By popular demand I am re-posting a series on The Problem of Evil that was lost during the shut down of the blog site earlier this year. Hope it’s as good or better than the first time.
There is clearly something wrong with this world. Between acts of genocide, suicide bombers, widespread pollution, random street muggings, sexual abuse and smart bombs that stupidly kill children, we can all tell that some sort of pervasive evil has twisted the minds and hearts of human beings. We long to believe that the world and those who live in it are basically good, but the most of the everyday evidence seems to run in the opposite direction. Can God be good and yet allow so much pain and suffering into the world? Is there any reason to hope that something better lies beneath the surface of what we see and experience?
The Bible tells us that things were not always this way. According to the Bible, before there was an Earth, before there even was a universe, there was an Eternal Lover, a Being whose very nature was and is love. “I have loved you with an everlasting love,” this Being declares (Jer 31:3). Before there was an earth or any human being, this loving God envisioned what it would be like to have a universe full of creatures that could love and be loved. Like a woman who falls in love with a baby before it is born, God loved the creation before it was created. “God is love” (1 John 4:8).

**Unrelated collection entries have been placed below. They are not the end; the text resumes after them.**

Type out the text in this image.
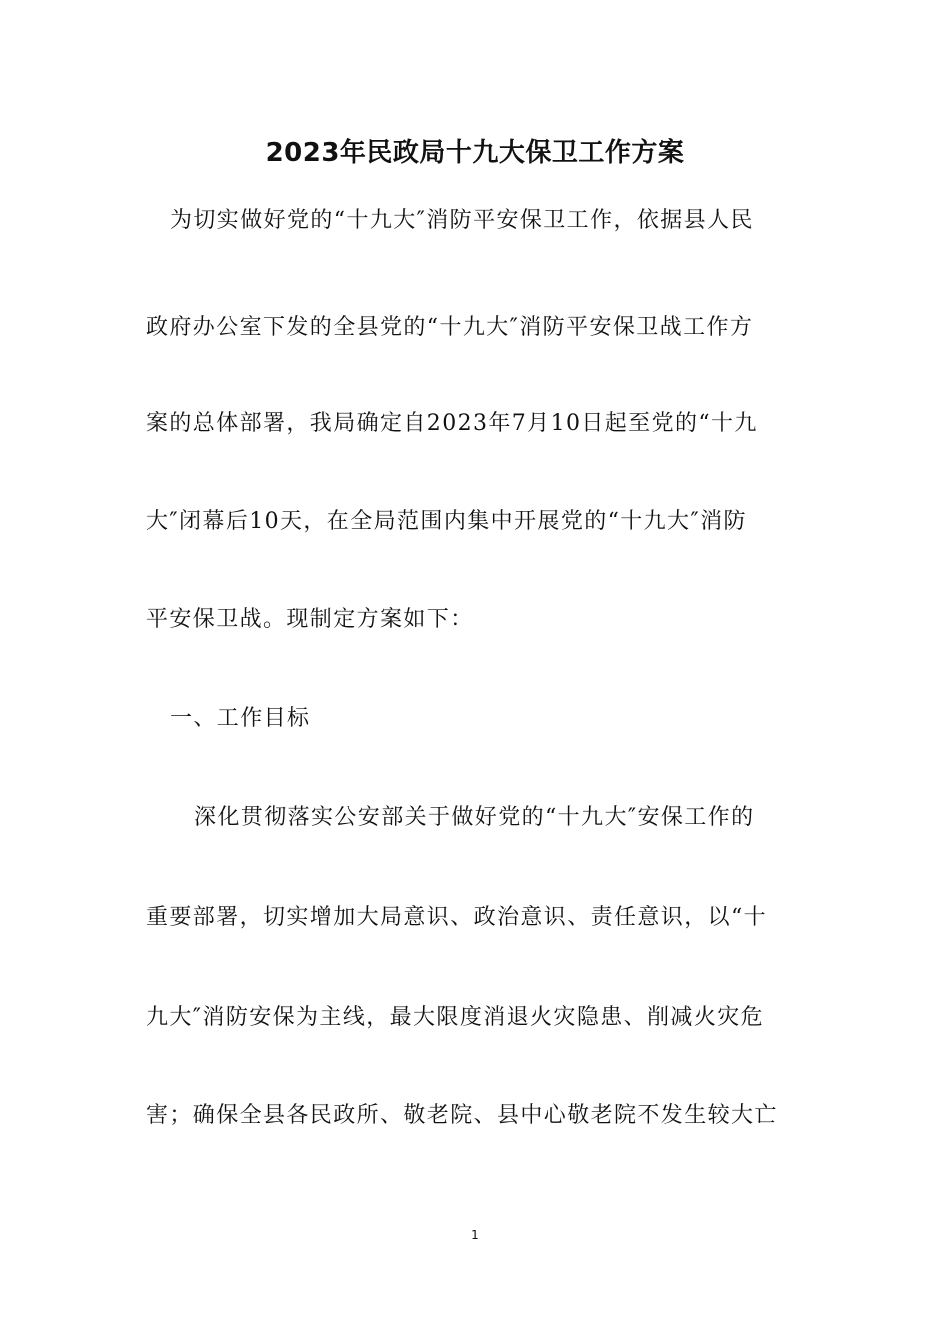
2023年民政局十九大保卫工作方案
为切实做好党的“十九大″消防平安保卫工作，依据县人民
政府办公室下发的全县党的“十九大″消防平安保卫战工作方
案的总体部署，我局确定自2023年7月10日起至党的“十九
大″闭幕后10天，在全局范围内集中开展党的“十九大″消防
平安保卫战。现制定方案如下：
一、工作目标
深化贯彻落实公安部关于做好党的“十九大″安保工作的
重要部署，切实增加大局意识、政治意识、责任意识，以“十
九大″消防安保为主线，最大限度消退火灾隐患、削减火灾危
害；确保全县各民政所、敬老院、县中心敬老院不发生较大亡
1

The Bible goes on to tell us that God prepared the way for the creation by filling it with innumerable tokens of His love. There are the flowers, almost infinite in variety, with hundreds of shades of every imaginable color, with incredible perfumes running from light and delicate to rich and dusky. There are the fruits, grains, nuts and vegetables, with their infinite variety of smells and tastes (Gen 1:11-12; 2:8-9). There are the animals ranging from the awesome and magnificent, like the lion, the tiger and the bull elk, to the unbearably cute, like the koala, the kiwi, the chipmunk and the meerkat (Gen 2:19-20).
The incredible delight one finds in the plants and the animals is not a necessary feature of existence. We could live without a variety of colors and tastes. We could live without animals. But life would not be nearly as enjoyable. We could also live without the songs of birds, but who would want to (excepting perhaps the annoying screech of the sulphur-crested cockatoo)? And that is only the beginning of God’s gifts.
I could speak about mountains and lakes, beautiful sunsets over the ocean, the smell of fresh-cut grass and many other delights. The Bible tells us that these unnecessary but enchanting features of our world are the gifts of an extravagant Lover, who wants to fill the lives of those He loves with exquisite joy (Eccl 3:13; 5:19; Jam 1:17). And in spite of the evil we experience in the world today, these tokens of God’s love are still there to be noticed and enjoyed. But if God’s intentions were so good, why is there so much pain and suffering in the midst of this beauty?
It all goes back to a choice that God made. When it came time to create beings, God had to decide whether these beings would be controlled by Him or whether they would be truly free. One wonders at times whether it would be better if human beings did not have free will. As “robots” we could be programmed to be good and kind and to function in a way that enhances the good of the whole creation. In a world of such beings things would never go wrong.
But there is a problem. Full robotic control leaves no room for love. Imagine your spouse were a robot with a computer for a brain. Imagine you could program him or her to have the perfect body and to respond with loving words and actions in all circumstances. While this may sound like the perfect partner at first blush, the delight in such an arrangement would quickly wear off.
“I love you so much,” you say to your favorite robot.
“I love you with all my silicon,” the robot responds.
When you realize the response isn’t free, the words rapidly become empty. Genuine love requires free will. Genuine love is only meaningful when it is chosen and given as a gift to the other. Genuine love occurs only when someone is also free not to love, or to love someone else. But when someone else is free to love you they are also free to hurt you and reject you. The possibility of love requires the possibility of evil. Freedom is the greatest of all risks.
The bottom line is that love and freedom go together. In order to have one you have to have the other. So when the God who is love, who is the Eternal Lover, decided to create, He also decided to make Himself vulnerable to the choices of His creatures. He made all things good (Gen 1:31), but he also allowed His creatures the freedom not to love, the freedom to reject Him. Ultimately, evil exists not because God is a tyrant, but because He is committed to openness and freedom. Evil exists in this world not because God is powerless, but because He wanted human beings to be powerful in ways that mirrored His own freedom of action.